Le cancer bronchique reste la principale cause de morbidité et de mortalité liées au cancer dans le monde. Parmi ses complications, les métastases cérébrales sont particulièrement préoccupantes en raison de leur association avec une survie réduite et une altération de la qualité de vie. Chez les patients atteints d’un cancer bronchique non à petites cellules (CBNPC) avancé, la probabilité de détecter des métastases cérébrales au diagnostic initial est d’environ 10 %. Si les thérapies ciblées ont amélioré le pronostic des patients porteurs de mutations oncogéniques, ceux sans mutation identifiable et présentant des métastases cérébrales restent confrontés à d’importants défis thérapeutiques. Les inhibiteurs de points de contrôle immunitaires (ICIs) constituent une option prometteuse, mais leur efficacité sur les lésions intracrâniennes reste peu documentée. Cette étude vise à évaluer l’efficacité et la sécurité des ICIs combinés à la chimiothérapie chez les patients atteints de CBNPC avancé avec métastases cérébrales mesurables au diagnostic initial.

Méthodes
Une analyse rétrospective a inclus 211 patients traités à l’Hôpital du Cancer du Hunan entre le 1er janvier 2019 et le 30 septembre 2021. Ces patients, présentant un CBNPC avancé sans mutation oncogénique et des métastases cérébrales asymptomatiques mesurables, ont été répartis en deux groupes : traitement par ICIs combinés à une chimiothérapie (n=102) ou chimiothérapie seule (n=109).

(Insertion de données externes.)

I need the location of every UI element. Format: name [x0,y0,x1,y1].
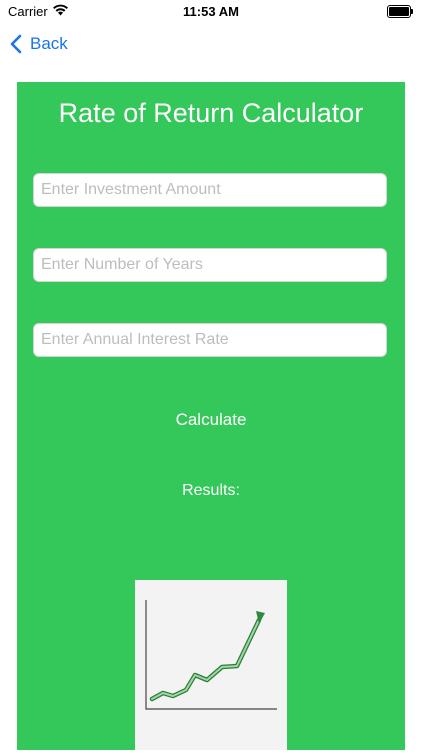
number-of-years-input[interactable] [33,248,387,282]
results-label: Results: [182,482,240,499]
battery-icon [387,5,413,18]
calculate-button[interactable]: Calculate [17,410,405,430]
clock: 11:53 AM [183,4,239,19]
navigation-bar: Back [0,24,422,64]
investment-amount-input[interactable] [33,173,387,207]
back-label: Back [30,34,68,53]
chevron-left-icon [10,34,22,54]
status-bar: Carrier 11:53 AM [0,0,422,24]
back-button[interactable]: Back [10,32,68,56]
annual-interest-rate-input[interactable] [33,323,387,357]
calculator-panel: Rate of Return Calculator Calculate Resu… [17,82,405,750]
growth-chart-image [135,580,287,750]
page-title: Rate of Return Calculator [58,98,364,128]
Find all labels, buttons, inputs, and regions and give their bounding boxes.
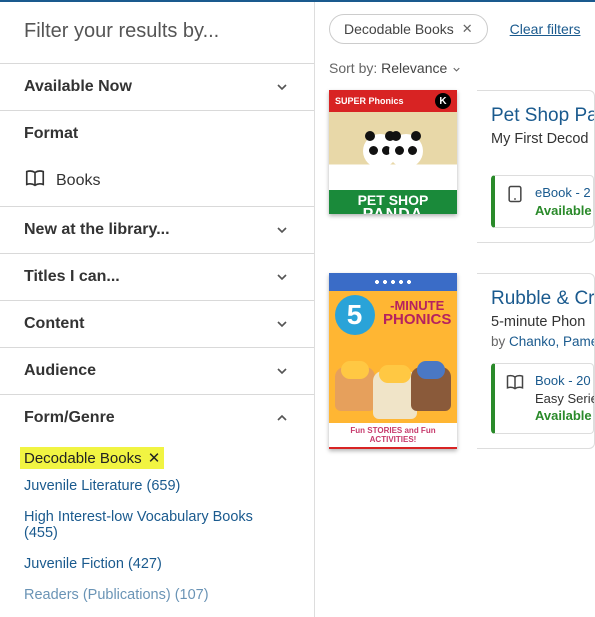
close-icon[interactable]: ✕ bbox=[462, 21, 473, 37]
sort-value: Relevance bbox=[381, 60, 447, 76]
clear-filters-link[interactable]: Clear filters bbox=[510, 21, 581, 37]
result-title-link[interactable]: Pet Shop Pa bbox=[491, 105, 594, 127]
filter-titles-i-can[interactable]: Titles I can... bbox=[0, 254, 314, 301]
filter-new-at-library[interactable]: New at the library... bbox=[0, 207, 314, 254]
tablet-icon bbox=[505, 184, 525, 209]
chevron-down-icon bbox=[274, 363, 290, 379]
result-title-link[interactable]: Rubble & Cr bbox=[491, 288, 594, 310]
sort-control[interactable]: Sort by: Relevance bbox=[329, 50, 595, 90]
filter-heading: Filter your results by... bbox=[0, 20, 314, 63]
book-open-icon bbox=[24, 167, 46, 194]
filter-label: Content bbox=[24, 315, 84, 333]
chevron-up-icon bbox=[274, 410, 290, 426]
format-note: Easy Serie bbox=[535, 391, 595, 406]
filter-sidebar: Filter your results by... Available Now … bbox=[0, 2, 315, 617]
author-link[interactable]: Chanko, Pame bbox=[509, 334, 595, 349]
sort-label: Sort by: bbox=[329, 60, 377, 76]
filter-label: Format bbox=[24, 125, 78, 143]
availability-status: Available bbox=[535, 203, 592, 218]
format-link[interactable]: eBook - 2 bbox=[535, 185, 591, 200]
result-info: Pet Shop Pa My First Decod eBook - 2 Ava… bbox=[477, 90, 595, 243]
form-genre-values: Decodable Books ✕ Juvenile Literature (6… bbox=[0, 441, 314, 617]
filter-label: Form/Genre bbox=[24, 409, 115, 427]
result-subtitle: My First Decod bbox=[491, 127, 594, 147]
close-icon[interactable]: ✕ bbox=[148, 450, 161, 467]
chevron-down-icon bbox=[274, 269, 290, 285]
facet-juvenile-fiction[interactable]: Juvenile Fiction (427) bbox=[20, 547, 294, 578]
book-cover[interactable]: SUPER Phonics K PET SHOP PANDA bbox=[329, 90, 457, 214]
result-item: 5 -MINUTEPHONICS Fun STORIES and Fun ACT… bbox=[329, 273, 595, 449]
facet-juvenile-literature[interactable]: Juvenile Literature (659) bbox=[20, 469, 294, 500]
filter-label: Available Now bbox=[24, 78, 132, 96]
facet-selected-label: Decodable Books bbox=[24, 450, 142, 467]
result-item: SUPER Phonics K PET SHOP PANDA Pet Shop … bbox=[329, 90, 595, 243]
filter-label: Titles I can... bbox=[24, 268, 120, 286]
chip-label: Decodable Books bbox=[344, 21, 454, 37]
filter-available-now[interactable]: Available Now bbox=[0, 63, 314, 111]
filter-format[interactable]: Format bbox=[0, 111, 314, 157]
results-pane: Decodable Books ✕ Clear filters Sort by:… bbox=[315, 2, 595, 617]
availability-box[interactable]: Book - 20 Easy Serie Available bbox=[491, 363, 594, 434]
book-cover[interactable]: 5 -MINUTEPHONICS Fun STORIES and Fun ACT… bbox=[329, 273, 457, 449]
filter-audience[interactable]: Audience bbox=[0, 348, 314, 395]
chevron-down-icon bbox=[274, 79, 290, 95]
availability-status: Available bbox=[535, 408, 592, 423]
chevron-down-icon bbox=[274, 316, 290, 332]
filter-sub-label: Books bbox=[56, 172, 100, 190]
book-open-icon bbox=[505, 372, 525, 397]
applied-filter-chip[interactable]: Decodable Books ✕ bbox=[329, 14, 488, 44]
facet-selected-decodable-books[interactable]: Decodable Books ✕ bbox=[20, 447, 164, 469]
format-link[interactable]: Book - 20 bbox=[535, 373, 591, 388]
filter-form-genre[interactable]: Form/Genre bbox=[0, 395, 314, 441]
filter-label: New at the library... bbox=[24, 221, 170, 239]
result-byline: by Chanko, Pame bbox=[491, 330, 594, 349]
filter-format-books[interactable]: Books bbox=[0, 157, 314, 207]
chevron-down-icon bbox=[451, 60, 462, 76]
result-info: Rubble & Cr 5-minute Phon by Chanko, Pam… bbox=[477, 273, 595, 449]
availability-box[interactable]: eBook - 2 Available bbox=[491, 175, 594, 228]
chevron-down-icon bbox=[274, 222, 290, 238]
filter-label: Audience bbox=[24, 362, 96, 380]
result-subtitle: 5-minute Phon bbox=[491, 310, 594, 330]
facet-readers-publications[interactable]: Readers (Publications) (107) bbox=[20, 578, 294, 609]
filter-content[interactable]: Content bbox=[0, 301, 314, 348]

Les critères principaux incluaient les taux de réponse objective systémique et intracrânienne (ROI, ORR) et la survie sans progression (SSP). Les événements indésirables (EI) ont été comparés.

Résultats
Les caractéristiques initiales étaient similaires entre les groupes : majorité d’hommes (67,3 %), âge médian de 59 ans, fumeurs (63,5 %), état de performance ECOG 0–1 (93,8 %), adénocarcinome (71,6 %), et métastases extracrâniennes à 65,4 %. L’IRM cérébrale a été utilisée dans 89,6 % des cas.

Le régime contenant des ICIs a montré des ORR intracrânienne et systémique supérieurs : 44,1 % vs 28,4 % (ROI) et 49,0 % vs 33,9 % (ORR systémique). La SSP intracrânienne médiane était de 11,0 mois avec ICIs vs 7,0 mois (groupe chimiothérapie), et la SSP systémique de 9,0 mois vs 5,0 mois. En analyse multivariée, l’ajout d’ICIs à la chimiothérapie était associé à une SSP prolongée (intracrânienne et systémique).

Les sous-groupes bénéficiant le plus des ICIs incluaient les hommes, les fumeurs, les patients avec ECOG 0–1, adénocarcinome, et métastases extracrâniennes. Les patients avec une expression de PD-L1 positive ont montré une SSP plus longue sous ICIs.

Les EI étaient comparables entre les groupes (55,9 % avec ICIs vs 61,5 %), avec 11,8 % d’EI de grade 3–4 dans les deux bras. Les EI fréquents incluaient anémie, élévation des transaminases et leucopénie. L’hypothyroïdie était plus fréquente avec les ICIs, tandis que nausées, vomissements et neuropathie prédominaient sous chimiothérapie. Les EI immuno-inflammatoires (pneumonite, entérite, myosite) n’ont été observés que dans le groupe ICIs.

Discussion
Ces résultats confirment en contexte réel l’intérêt des ICIs combinés à la chimiothérapie en première ligne pour les CBNPC avancés sans mutation et avec métastases cérébrales. Les améliorations des ORR et de la SSP soulignent le potentiel de cette approche. Cependant, les limites incluent le design rétrospectif et l’absence de données sur PD-L1 chez tous les patients. Des essais prospectifs sont nécessaires pour valider ces conclusions.

Conclusion
En première ligne, les ICIs associés à une chimiothérapie à base de platine améliorent les résultats cliniques intracrâniens et systémiques chez les patients atteints de CBNPC avancé sans mutation et présentant des métastases cérébrales asymptomatiques mesurables. Cette combinaison représente une option thérapeutique viable. Les recherches futures devront évaluer son impact sur la survie globale et le rôle pronostique de PD-L1.